Op 15 november 1888 berichtte hij aan zijn vriend Alphons Diepenbrock: "Het ding is af", wat sloeg op zijn Mei. De eerste zang verscheen in februari 1889 in de 4e jaargang van De Nieuwe Gids, met de opmerking "Eerste der drie Deelen van het aldus betitelde Gedicht, dat eerlang bij den uitgever dezes het licht zal zien". Op 19 maart 1889 verscheen, onder de titel Mei. Een gedicht, het volledige gedicht in boekvorm bij de uitgeverij W. Versluys, tevens uitgever van De Nieuwe Gids, hetzelfde jaar dat Gorter promoveerde. Bij de vijfde druk in 1916 kwam achterin de toevoeging "1886-1889" te staan, dat doorgaat als de periode waarin het gedicht geschreven is.[1]
Doordat Gorter eigen keuzes maakt in ritme en beeldspraak en dus afstand neemt van de dwingende voorschriften in oudere stromingen, wordt het gedicht beschouwd als het hoogtepunt van de poëzie van de Tachtigers. Ook de kenmerkende emotionaliteit, natuurliefde, melancholie en erotiek dragen daaraan bij.[2]
De eerste regel: Een nieuwe lente en een nieuw geluid is in de Nederlandse literatuur zeer bekend geworden.
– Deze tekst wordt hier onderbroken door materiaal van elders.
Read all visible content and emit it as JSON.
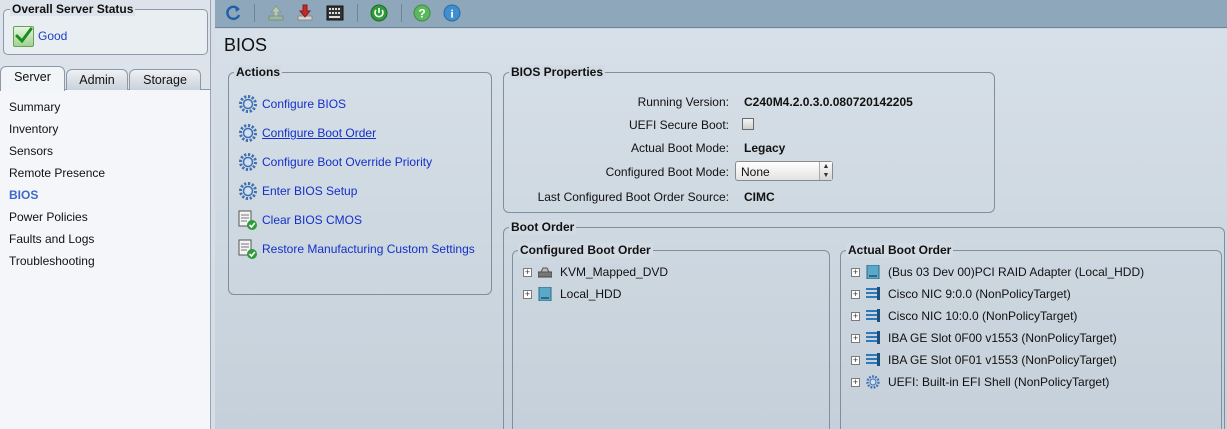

Hoogleraar Nederlands Kees Fens noemde in 1988 de woorden maar de stille straat vergaarde schemer (regel 5 en 6) de mooiste die ooit in de Nederlandse taal zijn geschreven.[3] Het in drukvorm uitgebrachte gedicht wijkt hier en daar af van de versie die hij oorspronkelijk aan Wies toestuurde. Zo is in drukvorm de tweede versregel: "Ik wil dat dit lied klinkt als het gefluit". Aan Wies schreef hij nog: "Ik wilde dat dit lied klonk als het gefluit".
Gorter schreef dit gedicht in het Friese plaatsje Balk waar zijn grootvader predikant was aan de doopsgezinde kerk. Hier bracht hij in zijn jonge jaren veel tijd door. De zin 'In een oud stadje, langs de watergracht' verwijst naar Balk.
Inhoud
[bewerken | brontekst bewerken]Geboren uit de moedermaan en de zon, komt Mei in de eerste zang aan op een strand. Haar dode zus April wordt die nacht weggedragen. Mei begint de volgende dag een "tooverige tocht" door het Hollandse landschap, dat uitgebreid beschreven wordt. Ze ontmoet diverse mensen en mythische figuren en belandt uiteindelijk in een stadje. Daar treft ze de dichter en samen trekken ze nog rond door het landschap tot de dichter terugkeert naar de stad.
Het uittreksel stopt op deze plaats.